Many people tend to think solely with their minds, or occasionally by writing down words (i.e., freewriting). Sometimes it helps to try a new medium.
Try thinking in three dimensions. Use modeling clay to help visualize options or new products you’re considering. Draw a sketch of the problem. Even if you don’t consider yourself artistically gifted, the mere act of putting the issue into a different form can help you visualize a new solution or idea.
Follow the digital trail.
The internet is a fantastic tool for cultivating, developing and satisfying your innate curiosity.
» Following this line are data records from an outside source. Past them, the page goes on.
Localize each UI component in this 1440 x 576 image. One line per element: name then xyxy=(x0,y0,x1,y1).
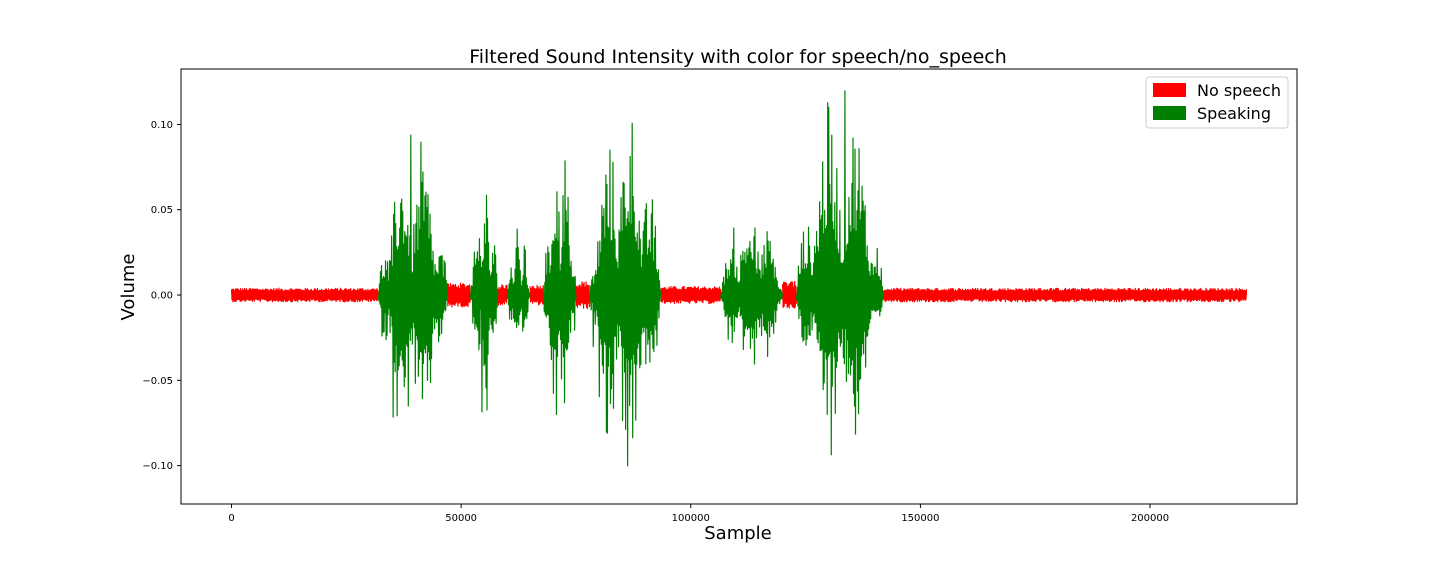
legend-label-speaking: Speaking xyxy=(1197,104,1271,123)
series-segment-speaking xyxy=(506,228,531,332)
series-segment-speaking xyxy=(589,122,662,467)
series-segment-speaking xyxy=(377,134,448,418)
x-axis-ticks: 0 50000 100000 150000 200000 xyxy=(228,504,1169,524)
y-tick-label: −0.05 xyxy=(142,376,173,387)
legend-swatch-speaking xyxy=(1153,106,1186,120)
series-segment-speaking xyxy=(795,90,885,456)
series-layer xyxy=(230,90,1248,467)
y-tick-label: 0.05 xyxy=(151,205,173,216)
x-tick-label: 100000 xyxy=(672,513,710,524)
series-segment-speaking xyxy=(543,160,577,416)
x-tick-label: 200000 xyxy=(1131,513,1169,524)
series-segment-speaking xyxy=(469,194,499,413)
series-segment-no-speech xyxy=(497,284,508,306)
y-axis-label: Volume xyxy=(118,254,139,321)
legend-swatch-no-speech xyxy=(1153,83,1186,97)
legend-label-no-speech: No speech xyxy=(1197,81,1281,100)
series-segment-no-speech xyxy=(230,287,380,303)
y-tick-label: 0.00 xyxy=(151,291,173,302)
x-tick-label: 50000 xyxy=(445,513,477,524)
chart-title: Filtered Sound Intensity with color for … xyxy=(469,46,1007,68)
series-segment-no-speech xyxy=(446,282,471,308)
y-tick-label: 0.10 xyxy=(151,120,173,131)
series-segment-no-speech xyxy=(575,281,591,310)
y-axis-ticks: −0.10 −0.05 0.00 0.05 0.10 xyxy=(142,120,181,472)
x-axis-label: Sample xyxy=(704,523,772,544)
series-segment-speaking xyxy=(720,227,784,365)
series-segment-no-speech xyxy=(529,284,545,306)
y-tick-label: −0.10 xyxy=(142,461,173,472)
series-segment-no-speech xyxy=(782,280,798,309)
x-tick-label: 0 xyxy=(228,513,234,524)
series-segment-no-speech xyxy=(883,287,1248,303)
plot-frame xyxy=(180,68,1298,505)
series-segment-no-speech xyxy=(660,286,722,305)
legend: No speech Speaking xyxy=(1145,76,1289,129)
x-tick-label: 150000 xyxy=(901,513,939,524)
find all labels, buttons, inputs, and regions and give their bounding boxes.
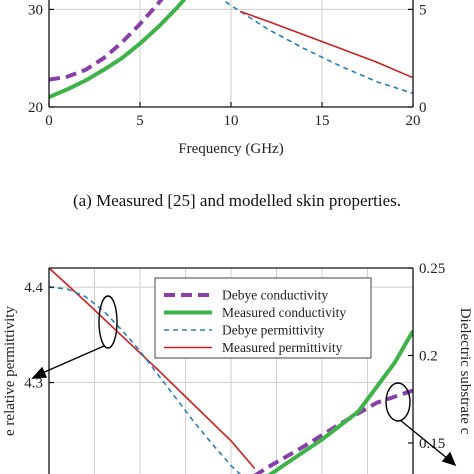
x-tick-label: 10 — [224, 113, 239, 129]
chart-b: 4.34.40.150.20.25 e relative permittivit… — [2, 261, 473, 474]
chart-b-series — [49, 268, 413, 474]
series-line-debye-conductivity — [49, 0, 164, 82]
right-group-arrowhead — [441, 451, 457, 467]
series-line-measured-permittivity — [239, 10, 413, 79]
chart-a-grid — [48, 0, 414, 107]
left-y-tick-label: 4.3 — [24, 376, 43, 392]
legend-label: Debye conductivity — [222, 288, 328, 303]
series-line-measured-permittivity — [49, 268, 256, 470]
chart-b-left-axis-label: e relative permittivity — [2, 306, 18, 436]
series-line-measured-conductivity — [267, 329, 413, 474]
series-line-debye-conductivity — [253, 388, 413, 474]
x-tick-label: 5 — [136, 113, 144, 129]
chart-b-ticks: 4.34.40.150.20.25 — [24, 261, 445, 452]
right-curve-group-ellipse — [385, 382, 411, 422]
x-tick-label: 15 — [315, 113, 330, 129]
x-tick-label: 0 — [45, 113, 53, 129]
left-group-arrowhead — [31, 366, 48, 379]
left-y-tick-label: 20 — [28, 100, 43, 116]
x-tick-label: 20 — [406, 113, 421, 129]
chart-a: 0 5 10 15 20 20 30 0 5 Frequency (GHz) — [28, 0, 427, 157]
right-y-tick-label: 0.2 — [419, 349, 438, 365]
chart-b-legend: Debye conductivity Measured conductivity D… — [154, 277, 372, 359]
chart-b-annotations — [31, 295, 457, 467]
chart-b-axes — [48, 267, 414, 474]
left-y-tick-label: 30 — [28, 2, 43, 18]
series-line-measured-conductivity — [49, 0, 187, 100]
right-y-tick-label: 0 — [419, 100, 427, 116]
legend-label: Debye permittivity — [222, 323, 325, 338]
right-group-arrow — [399, 419, 449, 460]
chart-a-ticks: 0 5 10 15 20 20 30 0 5 — [28, 2, 427, 129]
right-y-tick-label: 5 — [419, 2, 427, 18]
legend-box — [154, 277, 372, 359]
right-y-tick-label: 0.25 — [419, 261, 445, 277]
figure-caption-a: (a) Measured [25] and modelled skin prop… — [72, 191, 402, 210]
series-line-debye-permittivity — [49, 286, 242, 474]
legend-label: Measured permittivity — [222, 340, 343, 355]
left-y-tick-label: 4.4 — [24, 280, 43, 296]
chart-a-x-axis-label: Frequency (GHz) — [178, 141, 283, 157]
left-group-arrow — [39, 345, 105, 375]
left-curve-group-ellipse — [98, 295, 118, 349]
legend-label: Measured conductivity — [222, 305, 346, 320]
chart-a-series — [49, 0, 413, 100]
series-line-debye-permittivity — [221, 0, 413, 95]
chart-b-right-axis-label: Dielectric substrate c — [457, 308, 473, 435]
With educational content available on almost every imaginable topic, it’s easy to see the digital world as a distraction that hurts long-term productivity.
Instead, I use it consciously to keep stoking my desire to learn by doing research in a proactive, daisy-chain fashion. Search for resources on a single topic, question, word or idea that you encounter. Look for any word, idea or concept in those resources that triggers your interest, then examine that topic.
Keep researching the topics and issues you encounter. Set the clock for thirty minutes and see how broad or deep you can get from one interesting article.
Challenge your assumptions.
We all bring a set of assumptions into new topics and experiences. Sometimes those assumptions prove valid–but many times, they don’t.
Occasionally, try challenging yourself on assumptions. Ask yourself the following questions:
- What would have to be true in order for my perception to be accurate?
- How sure am I that this is in fact true?
- What would it mean if it were not always true, or at least not true in this specific case?
- How would I go about finding out?
Often I find that a simple web search or posing a question to an expert I know is enough to shake up my entire perception of an issue or problem. What I think I know isn’t always true. This new habit of challenging my assumptions leads to better decision making and helps me develop more curiosity about how the world works.
Develop the question habit.
When we make statements, we’re asserting our knowledge. When we ask open-ended questions of others, we’re declaring our curiosity.
Asking questions and probing the expertise or hidden talents of those around you actually creates more curiosity. That’s because a little bit of knowledge highlights the gaps in your body of knowledge.
Asking a question and taking in the answer shows you, even on a subconscious level, that there are things you don’t know. The more questions you ask, the more questions you have (at least initially).
Curiosity expands your world.
Don’t expect your newly increased levels of curiosity to stay restricted to the work environment. Feeding your curiosity helps expand your world in every way. You’ll see new possibilities beyond the confines of your usual daily personal life.
You’ll also begin to notice that your mind, now active instead of reactive, is constantly scanning for new ideas and concepts to explore. That is the very essence of creativity–making new connections between ideas and concepts that already exist.